During the past decade, Fender has grown dramatically in sales and stature. The company manufactures and distributes virtually everything that a guitarist needs to perform, from the guitar, strings and accessories, to the pro audio products including amplifiers and mixing boards. Today, under Schultz's direction, Fender Musical Instruments Corporation is a world leader in the manufacturing and distribution of electric guitars and amplifiers.

The development of the electric solid body guitar owes a great deal to the popularity of Hawaiian  music in the 1920s and 1930s. Hawaiian guitars were solo instruments played with a metal slide. Electric Hawaiian guitars were the first instruments that depended entirely on their sound being amplified electrically not just acoustically.

A key figure was Adolph Rickenbacker who originally was employed to make metal components for Dopera Brothers' National Resonator Guitars. While at National, Rickenbacker met George Beauchamp and Paul Barth who had been working together on the principle of the magnetic pick-up. Together they formed the Electro String Company and in 1931 produced their first Hawaiian guitars. Their success prompted Gibson and others to start producing electric guitars.

In the 1940s Gibson new electric models became firmly established. People began to work on ways of applying the solid body of the Hawaiian and steel guitars to regular instruments. In 1944, Leo Fender, who ran a radio repair shop, teamed up with Doc Kaufman, a former Rickenbacker employee, started K & F Company and produced a series of steel guitars and amplifiers. Fender felt the large pick-up magnets in use at the time need not be so large. He incorporated a new pick-up which he wanted to try out into a solid body guitar based on the shape Hawaiian but, with a regular properly fretted fingerboard. Though only meant to demonstrate the pick-up the guitar was soon in demand. 1946 saw the formation of Fender Electric Instrument Company and the introduction of the Broadcaster.

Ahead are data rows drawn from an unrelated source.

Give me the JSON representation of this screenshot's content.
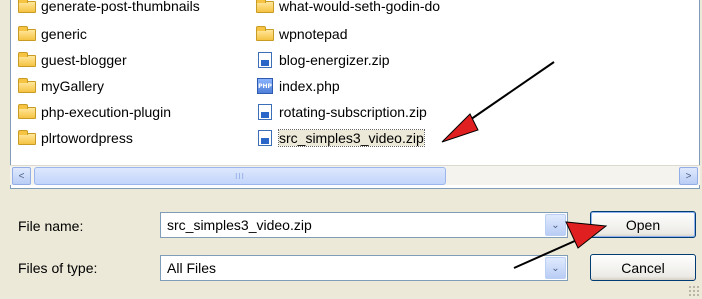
{
  "files": {
    "left_column": [
      {
        "name": "generate-post-thumbnails",
        "type": "folder"
      },
      {
        "name": "generic",
        "type": "folder"
      },
      {
        "name": "guest-blogger",
        "type": "folder"
      },
      {
        "name": "myGallery",
        "type": "folder"
      },
      {
        "name": "php-execution-plugin",
        "type": "folder"
      },
      {
        "name": "plrtowordpress",
        "type": "folder"
      }
    ],
    "right_column": [
      {
        "name": "what-would-seth-godin-do",
        "type": "folder"
      },
      {
        "name": "wpnotepad",
        "type": "folder"
      },
      {
        "name": "blog-energizer.zip",
        "type": "zip"
      },
      {
        "name": "index.php",
        "type": "php"
      },
      {
        "name": "rotating-subscription.zip",
        "type": "zip"
      },
      {
        "name": "src_simples3_video.zip",
        "type": "zip",
        "selected": true
      }
    ]
  },
  "scrollbar": {
    "left_arrow": "<",
    "right_arrow": ">",
    "thumb_grip": "III"
  },
  "form": {
    "file_name_label": "File name:",
    "file_name_value": "src_simples3_video.zip",
    "files_of_type_label": "Files of type:",
    "files_of_type_value": "All Files",
    "dropdown_glyph": "⌄"
  },
  "buttons": {
    "open": "Open",
    "cancel": "Cancel"
  },
  "icons": {
    "php_icon_text": "PHP"
  },
  "annotation": {
    "arrow_color": "#e02020"
  }
}
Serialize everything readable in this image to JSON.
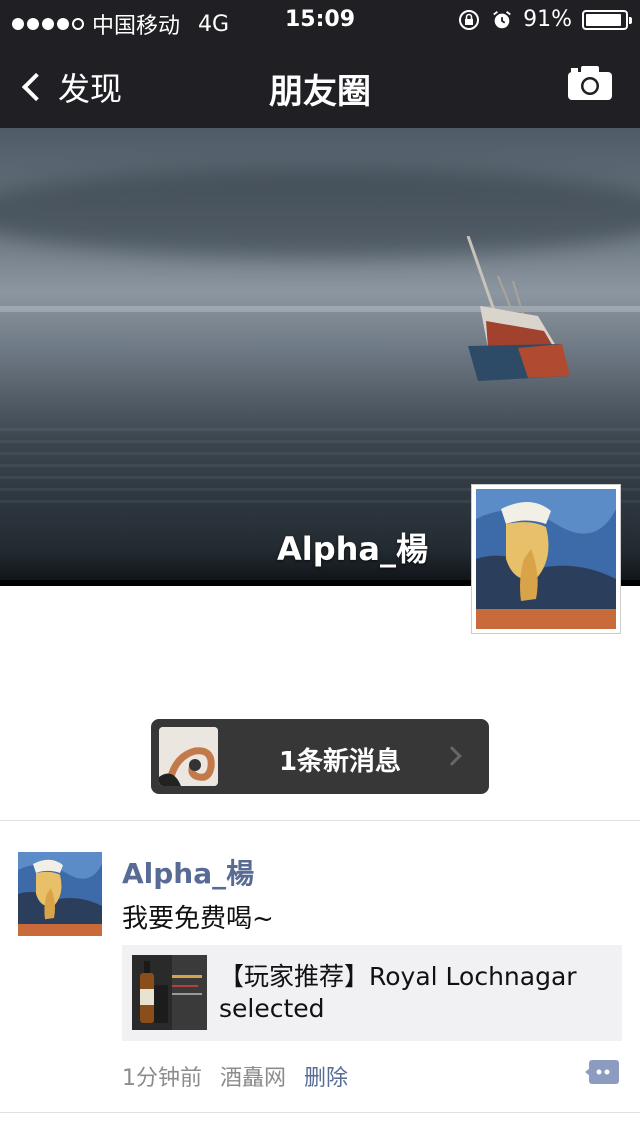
{
  "status_bar": {
    "carrier": "中国移动",
    "network": "4G",
    "time": "15:09",
    "battery": "91%",
    "battery_level": 0.91
  },
  "nav": {
    "back_label": "发现",
    "title": "朋友圈"
  },
  "cover": {
    "username": "Alpha_楊"
  },
  "new_message": {
    "label": "1条新消息"
  },
  "post": {
    "author": "Alpha_楊",
    "text": "我要免费喝~",
    "link_title": "【玩家推荐】Royal Lochnagar selected",
    "time": "1分钟前",
    "source": "酒矗网",
    "delete_label": "删除"
  },
  "colors": {
    "bar_bg": "#1f1f24",
    "link_blue": "#576b95",
    "card_bg": "#f1f1f3"
  }
}
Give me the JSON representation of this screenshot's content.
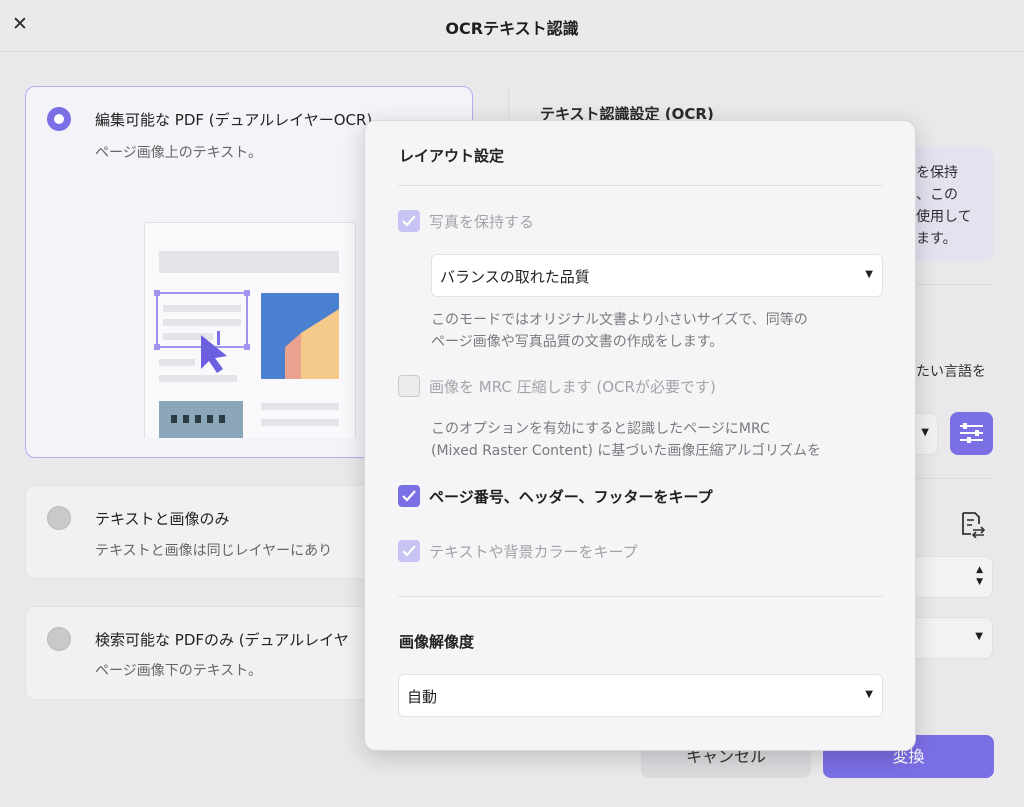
{
  "window": {
    "title": "OCRテキスト認識",
    "close_symbol": "✕"
  },
  "options": [
    {
      "title": "編集可能な PDF (デュアルレイヤーOCR)",
      "description": "ページ画像上のテキスト。",
      "selected": true
    },
    {
      "title": "テキストと画像のみ",
      "description": "テキストと画像は同じレイヤーにあり",
      "selected": false
    },
    {
      "title": "検索可能な PDFのみ (デュアルレイヤ",
      "description": "ページ画像下のテキスト。",
      "selected": false
    }
  ],
  "right_panel": {
    "title": "テキスト認識設定 (OCR)",
    "info_lines": [
      "を保持",
      "、この",
      "使用して",
      "ます。"
    ],
    "language_hint": "たい言語を"
  },
  "popup": {
    "layout_heading": "レイアウト設定",
    "keep_photos": {
      "label": "写真を保持する",
      "checked": true,
      "enabled": false
    },
    "quality_select": {
      "value": "バランスの取れた品質"
    },
    "quality_desc": [
      "このモードではオリジナル文書より小さいサイズで、同等の",
      "ページ画像や写真品質の文書の作成をします。"
    ],
    "mrc": {
      "label": "画像を MRC 圧縮します (OCRが必要です)",
      "checked": false,
      "enabled": false
    },
    "mrc_desc": [
      "このオプションを有効にすると認識したページにMRC",
      "(Mixed Raster Content) に基づいた画像圧縮アルゴリズムを"
    ],
    "keep_header_footer": {
      "label": "ページ番号、ヘッダー、フッターをキープ",
      "checked": true,
      "enabled": true
    },
    "keep_colors": {
      "label": "テキストや背景カラーをキープ",
      "checked": true,
      "enabled": false
    },
    "resolution_heading": "画像解像度",
    "resolution_select": {
      "value": "自動"
    }
  },
  "buttons": {
    "cancel": "キャンセル",
    "convert": "変換"
  },
  "colors": {
    "accent": "#7b6fe6",
    "accent_dim": "#c7c3f2",
    "background": "#e9e9eb"
  }
}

 At the same time Les Paul was working in the same direction. Paul experimented with pick ups throughout the 1930s but, had experienced feedback and resonance problems and began to think about a solid body guitar after hearing about a solid body violin by Thomas Edison.. Paul was convinced the only way to avoid body feedback was to reduce pick up movement and the only way to do that was to mount it in a solid body.